Seeing the situation in Wuhan unfold, and evaluating the guidance passed on from China and the WHO, U.S. “public health experts” became convinced that ventilators were an absolute necessity, and that we needed tens of thousands, if not hundreds of thousands more of these devices, to stave off the disease. Hysterical epidemiological modelers, the same ones that had just claimed millions of people were about to die from COVID-19 in the United States, took to claiming that there was a mass ventilator shortage in the United States. Governors across the country were now demanding ventilators by the boatload.

After much bipartisan insistence from Congress, the president ordered U.S. manufacturers to build ventilators under the Defense Production Act. Based on the Wuhan experience, the United States was taking China and the WHO at its word, and reorienting some of our private industry economic engines towards building medical devices.

Meanwhile, China, strangely, did not have much use for its ventilators anymore. China was now exporting ventilators in incredible quantities.

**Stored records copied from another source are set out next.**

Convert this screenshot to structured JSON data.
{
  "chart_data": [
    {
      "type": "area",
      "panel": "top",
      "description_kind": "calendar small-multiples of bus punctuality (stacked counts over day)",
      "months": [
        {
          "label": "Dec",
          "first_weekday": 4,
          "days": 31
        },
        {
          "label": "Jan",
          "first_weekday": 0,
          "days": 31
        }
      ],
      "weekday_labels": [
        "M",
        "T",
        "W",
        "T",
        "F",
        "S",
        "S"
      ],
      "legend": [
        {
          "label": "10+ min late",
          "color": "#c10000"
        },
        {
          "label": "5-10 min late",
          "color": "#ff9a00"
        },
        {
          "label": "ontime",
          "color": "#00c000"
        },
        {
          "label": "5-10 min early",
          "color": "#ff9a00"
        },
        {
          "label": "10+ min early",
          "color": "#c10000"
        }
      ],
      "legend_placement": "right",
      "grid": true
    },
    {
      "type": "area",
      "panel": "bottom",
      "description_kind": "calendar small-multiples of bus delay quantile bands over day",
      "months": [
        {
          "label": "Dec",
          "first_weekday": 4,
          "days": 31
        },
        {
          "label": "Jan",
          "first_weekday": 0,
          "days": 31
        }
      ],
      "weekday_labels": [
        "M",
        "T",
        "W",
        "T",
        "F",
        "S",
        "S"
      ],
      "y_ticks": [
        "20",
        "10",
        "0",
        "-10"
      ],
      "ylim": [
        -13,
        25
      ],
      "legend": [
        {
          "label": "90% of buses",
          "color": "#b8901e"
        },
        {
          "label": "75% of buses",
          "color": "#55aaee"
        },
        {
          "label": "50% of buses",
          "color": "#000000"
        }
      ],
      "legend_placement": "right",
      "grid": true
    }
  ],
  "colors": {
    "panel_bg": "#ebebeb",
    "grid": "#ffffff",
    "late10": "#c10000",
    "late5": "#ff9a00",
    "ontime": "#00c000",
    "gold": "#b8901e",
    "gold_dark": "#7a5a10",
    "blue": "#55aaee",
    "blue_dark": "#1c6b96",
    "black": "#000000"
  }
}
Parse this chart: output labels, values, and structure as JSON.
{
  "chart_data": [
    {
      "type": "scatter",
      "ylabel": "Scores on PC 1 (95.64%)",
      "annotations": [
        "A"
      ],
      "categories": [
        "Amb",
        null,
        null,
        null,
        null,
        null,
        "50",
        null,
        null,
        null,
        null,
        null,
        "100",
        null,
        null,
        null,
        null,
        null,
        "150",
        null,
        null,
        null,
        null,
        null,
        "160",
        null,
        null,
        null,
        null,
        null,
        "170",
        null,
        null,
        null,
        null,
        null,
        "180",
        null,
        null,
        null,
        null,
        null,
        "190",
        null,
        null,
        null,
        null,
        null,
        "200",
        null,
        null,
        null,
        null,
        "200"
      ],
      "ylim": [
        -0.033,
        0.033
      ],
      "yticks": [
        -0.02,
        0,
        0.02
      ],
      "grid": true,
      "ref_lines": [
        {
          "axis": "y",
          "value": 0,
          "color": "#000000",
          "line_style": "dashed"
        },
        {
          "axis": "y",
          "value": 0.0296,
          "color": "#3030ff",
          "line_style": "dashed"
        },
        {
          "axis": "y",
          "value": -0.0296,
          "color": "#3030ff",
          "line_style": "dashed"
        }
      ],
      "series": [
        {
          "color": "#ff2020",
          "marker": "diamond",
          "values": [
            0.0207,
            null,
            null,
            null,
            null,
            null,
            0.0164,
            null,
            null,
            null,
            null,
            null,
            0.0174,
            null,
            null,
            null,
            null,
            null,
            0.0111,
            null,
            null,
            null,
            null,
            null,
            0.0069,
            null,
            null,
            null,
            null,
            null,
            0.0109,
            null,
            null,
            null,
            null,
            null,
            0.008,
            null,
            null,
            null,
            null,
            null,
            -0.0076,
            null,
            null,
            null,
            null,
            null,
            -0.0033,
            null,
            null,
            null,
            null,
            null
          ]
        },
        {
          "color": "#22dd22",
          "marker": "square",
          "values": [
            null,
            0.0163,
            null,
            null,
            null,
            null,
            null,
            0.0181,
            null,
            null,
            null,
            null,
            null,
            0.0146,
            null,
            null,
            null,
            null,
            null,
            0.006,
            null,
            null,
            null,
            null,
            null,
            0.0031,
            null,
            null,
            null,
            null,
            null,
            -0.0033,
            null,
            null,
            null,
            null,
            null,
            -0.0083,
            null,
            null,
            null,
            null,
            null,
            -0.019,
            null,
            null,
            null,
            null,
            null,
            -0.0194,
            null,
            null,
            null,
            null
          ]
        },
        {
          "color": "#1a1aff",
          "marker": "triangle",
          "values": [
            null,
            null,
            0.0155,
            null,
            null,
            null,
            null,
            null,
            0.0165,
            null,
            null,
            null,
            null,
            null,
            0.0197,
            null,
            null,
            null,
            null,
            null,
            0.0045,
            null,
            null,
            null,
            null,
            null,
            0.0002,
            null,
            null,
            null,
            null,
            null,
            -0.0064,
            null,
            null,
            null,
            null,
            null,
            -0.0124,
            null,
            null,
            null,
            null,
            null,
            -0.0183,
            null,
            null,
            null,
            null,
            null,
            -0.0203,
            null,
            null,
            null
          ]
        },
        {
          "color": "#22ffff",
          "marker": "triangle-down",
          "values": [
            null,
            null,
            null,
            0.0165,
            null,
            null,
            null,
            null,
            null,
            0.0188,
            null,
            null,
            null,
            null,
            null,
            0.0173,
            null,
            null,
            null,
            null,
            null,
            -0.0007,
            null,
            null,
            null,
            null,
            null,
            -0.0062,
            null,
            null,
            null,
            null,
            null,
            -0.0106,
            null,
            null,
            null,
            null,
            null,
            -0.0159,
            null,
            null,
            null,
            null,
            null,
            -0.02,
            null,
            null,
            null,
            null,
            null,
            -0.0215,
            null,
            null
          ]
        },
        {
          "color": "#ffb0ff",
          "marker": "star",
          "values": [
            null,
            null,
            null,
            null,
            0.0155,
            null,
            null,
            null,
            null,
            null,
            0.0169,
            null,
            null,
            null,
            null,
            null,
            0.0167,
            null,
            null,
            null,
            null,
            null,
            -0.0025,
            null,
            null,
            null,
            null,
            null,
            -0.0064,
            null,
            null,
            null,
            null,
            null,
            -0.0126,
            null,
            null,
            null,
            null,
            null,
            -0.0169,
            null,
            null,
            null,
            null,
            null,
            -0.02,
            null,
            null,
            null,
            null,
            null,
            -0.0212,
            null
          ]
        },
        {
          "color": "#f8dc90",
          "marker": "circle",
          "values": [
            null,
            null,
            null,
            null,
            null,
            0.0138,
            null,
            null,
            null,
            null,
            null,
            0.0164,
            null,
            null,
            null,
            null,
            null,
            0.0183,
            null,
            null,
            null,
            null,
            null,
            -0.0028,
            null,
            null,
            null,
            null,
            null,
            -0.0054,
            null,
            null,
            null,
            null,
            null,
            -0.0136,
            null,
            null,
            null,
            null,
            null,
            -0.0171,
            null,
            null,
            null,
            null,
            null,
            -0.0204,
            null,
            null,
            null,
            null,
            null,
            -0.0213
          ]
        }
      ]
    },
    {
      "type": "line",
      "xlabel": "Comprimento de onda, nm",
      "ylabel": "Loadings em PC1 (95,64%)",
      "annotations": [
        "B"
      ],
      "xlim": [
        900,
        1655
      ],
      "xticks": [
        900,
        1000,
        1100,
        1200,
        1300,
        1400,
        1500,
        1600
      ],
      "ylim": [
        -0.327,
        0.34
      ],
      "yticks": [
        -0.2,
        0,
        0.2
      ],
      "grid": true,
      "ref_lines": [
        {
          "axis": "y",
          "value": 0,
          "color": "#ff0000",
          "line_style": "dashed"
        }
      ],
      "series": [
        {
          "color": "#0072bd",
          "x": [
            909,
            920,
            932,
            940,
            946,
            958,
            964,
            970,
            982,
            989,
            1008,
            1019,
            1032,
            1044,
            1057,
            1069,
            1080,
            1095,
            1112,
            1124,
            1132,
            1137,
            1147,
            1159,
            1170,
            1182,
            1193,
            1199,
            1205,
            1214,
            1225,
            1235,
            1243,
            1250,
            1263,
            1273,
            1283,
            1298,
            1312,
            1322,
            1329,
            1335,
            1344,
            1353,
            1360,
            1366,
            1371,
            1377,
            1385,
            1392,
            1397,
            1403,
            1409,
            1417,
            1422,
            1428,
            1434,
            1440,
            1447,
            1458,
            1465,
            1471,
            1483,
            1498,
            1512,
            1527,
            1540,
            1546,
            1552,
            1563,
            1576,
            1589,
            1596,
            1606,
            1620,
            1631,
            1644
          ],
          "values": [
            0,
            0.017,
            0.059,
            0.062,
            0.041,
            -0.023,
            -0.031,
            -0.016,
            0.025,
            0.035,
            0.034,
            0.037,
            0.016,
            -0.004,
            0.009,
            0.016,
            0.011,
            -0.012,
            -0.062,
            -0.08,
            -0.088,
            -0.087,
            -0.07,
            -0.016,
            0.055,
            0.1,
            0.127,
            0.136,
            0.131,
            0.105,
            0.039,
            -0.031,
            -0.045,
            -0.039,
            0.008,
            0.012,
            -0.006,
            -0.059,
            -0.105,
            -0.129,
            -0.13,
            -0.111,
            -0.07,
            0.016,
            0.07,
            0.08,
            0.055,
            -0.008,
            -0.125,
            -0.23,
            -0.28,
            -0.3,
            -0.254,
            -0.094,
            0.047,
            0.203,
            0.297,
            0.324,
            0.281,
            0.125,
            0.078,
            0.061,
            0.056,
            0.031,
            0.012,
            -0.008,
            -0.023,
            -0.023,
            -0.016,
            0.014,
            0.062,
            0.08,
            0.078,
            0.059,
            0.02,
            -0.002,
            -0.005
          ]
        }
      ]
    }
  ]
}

Under the guise of humanitarian behavior, China was making a fortune off of manufacturing and exporting ventilators (many of which did not work correctly and even killed patients) around the world.

Mindray, China’s biggest publicly traded ventilator-producing company, saw an explosion in growth thanks to ventilator sales. The market cap for the business is up 100% since the beginning of the pandemic.

Meanwhile, as COVID-19 case growth exploded in New York City, some doctors began to notice that something was horribly wrong with the way patients were being treated for the disease. The COVID-19 guidance coming out of China, and being distributed in english by the World Health Organization, wasn’t working.

In New York City, early and often ventilator use became a common theme, and it had devastating consequences for infected patients caught in the middle of the hysteria.

On March 31, Dr. Cameron Kyle-Sidell, who had been caring for ICU patients at one of the hardest-hit hospitals in the city, sounded the alarm about the ventilator issue. He took to YouTube and became something of a ventilator whistleblower.

“We are operating under a medical paradigm that is untrue,” Dr. Kyle-Sidell explained. “I fear that this misguided treatment will lead to a tremendous amount of harm to a great number of people in a very short time.”

“I don’t know the final answer to this disease, but I’m quite sure that a ventilator is not it,” he continued. “This method being widely adopted at this very moment at every hospital in the country … is actually doing more harm than good.”

An April Reuters interview with dozens of medical specialists made it clear that mechanical ventilator overuse had become a global issue. “Many highlighted the risks from using the most invasive types of them - mechanical ventilators - too early or too frequently, or from non-specialists using them without proper training in overwhelmed hospitals,” the report said.

By May, it was common knowledge in the medical community that early ventilator use was hurting, not helping COVID-19 patients, and that less invasive measures were in fact very effective in assisting recoveries. However, by then, the damage had already been done.

The WHO recommendation has opened up a continuing conversation in the scientific community about the medical ethics of potentially unnecessarily harming a patient to hypothetically protect one’s colleagues from a virus (And one that is simply not that lethal. Although, in hindsight, it was difficult to be sure of this in early 2020).

The “early action” ventilator guidance from China, which was distributed to the world by the WHO, very likely resulted in many lives taken from us far too soon. To my knowledge, neither WHO nor the Chinese government (which controls its medical associations) has acknowledged this catastrophic misstep.